Data residency constraints decide the rest. When a regulation requires that crawled data never leave a specific jurisdiction, and no managed vendor operates inside it, you have no compliant option but to run the crawl yourself. Confirm the vendor's regional coverage against your legal requirements before you commit.
Outside these three cases, the cost math from the earlier sections favors switching. If your crawler hits one of them, run it deliberately and move everything else to a managed API.
FAQs
What is a web crawling API and how does it differ from a scraping library? A web crawling API is a managed endpoint that fetches pages, renders JavaScript, defeats anti-bot defenses, and returns structured data, all without you running any infrastructure. Context.dev exposes this as a single API for scraping, crawling, and structured delivery. A scraping library like Scrapy or BeautifulSoup gives you the parsing logic but leaves proxy management, rendering, and unblocking entirely on your team.
How long does migration from an internal crawler take? Most migrations run two to four weeks when you audit, parallel-test, and cut over in stages. PromptCloud reports managed onboarding with a data sample by days three to seven and cutover by day fifteen to thirty. Context.dev's single API removes the schema-mapping and proxy-decommissioning work that stretches DIY rebuilds across months.

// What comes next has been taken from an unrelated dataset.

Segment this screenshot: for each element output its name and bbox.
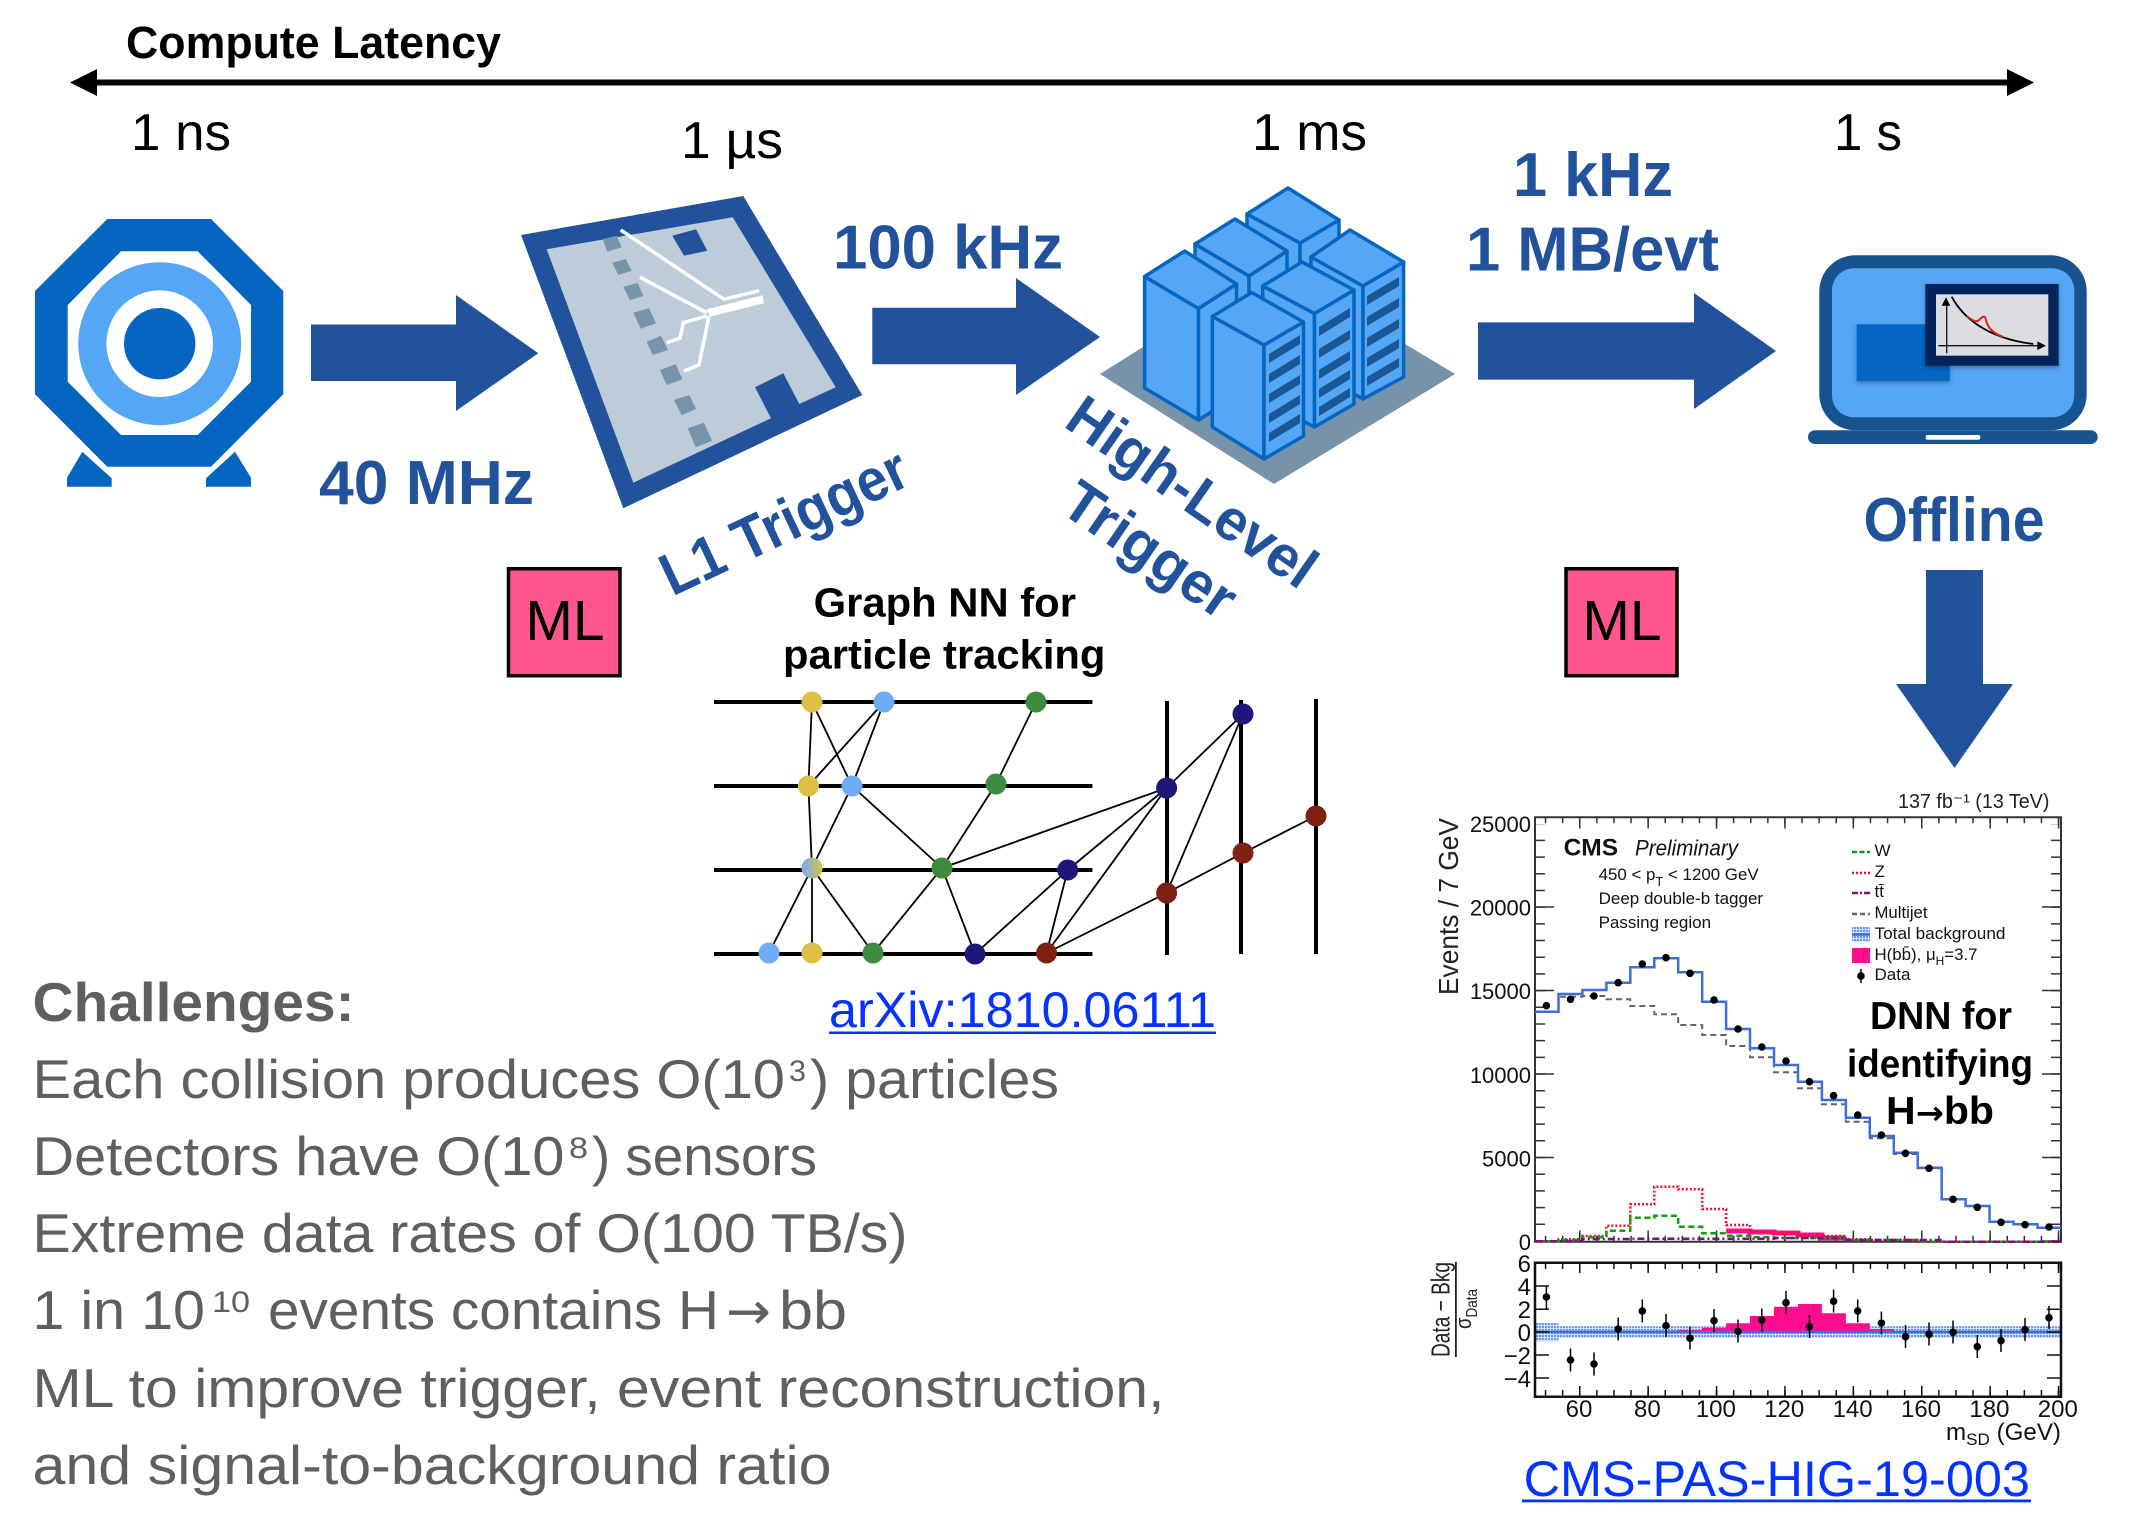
label: 1 s: 1 s xyxy=(1834,104,1902,162)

What does LLM-ready output mean in practice? LLM-ready output means clean JSON or Markdown that drops straight into a prompt or embedding pipeline without regex cleanup or boilerplate stripping. Context.dev returns this format by default and integrates over MCP, so an agent can call it directly. Tools like Zyte and Oxylabs return structured JSON for specific verticals but list MCP support as custom rather than native.
How do these APIs handle JavaScript-heavy sites? Enterprise crawling APIs render pages in headless browser fleets to execute JavaScript before extraction. Proxyway's 2025 benchmark found only Zyte, Bright Data, and Oxylabs cleared 80% success across fifteen heavily protected sites. Context.dev renders dynamic pages and returns the parsed result as clean structured output for downstream AI consumption.
What SLAs do enterprise crawling APIs offer? Enterprise tiers typically guarantee uptime, success-rate floors, and support response times, with results-based billing from vendors like Oxylabs that charges only on successful delivery. Context.dev pairs reliability with zero infrastructure for you to monitor, which removes the silent-failure risk internal crawlers carry.
Is managed API pricing actually cheaper than self-hosted at scale? For most teams, yes. Self-hosting 500K pages a month runs roughly $42,000 a year once you count 480 developer hours, while Zyte lands near $16,500. Context.dev removes the 30-40% senior-engineering maintenance tax that internal crawlers impose, which is where the real savings come from.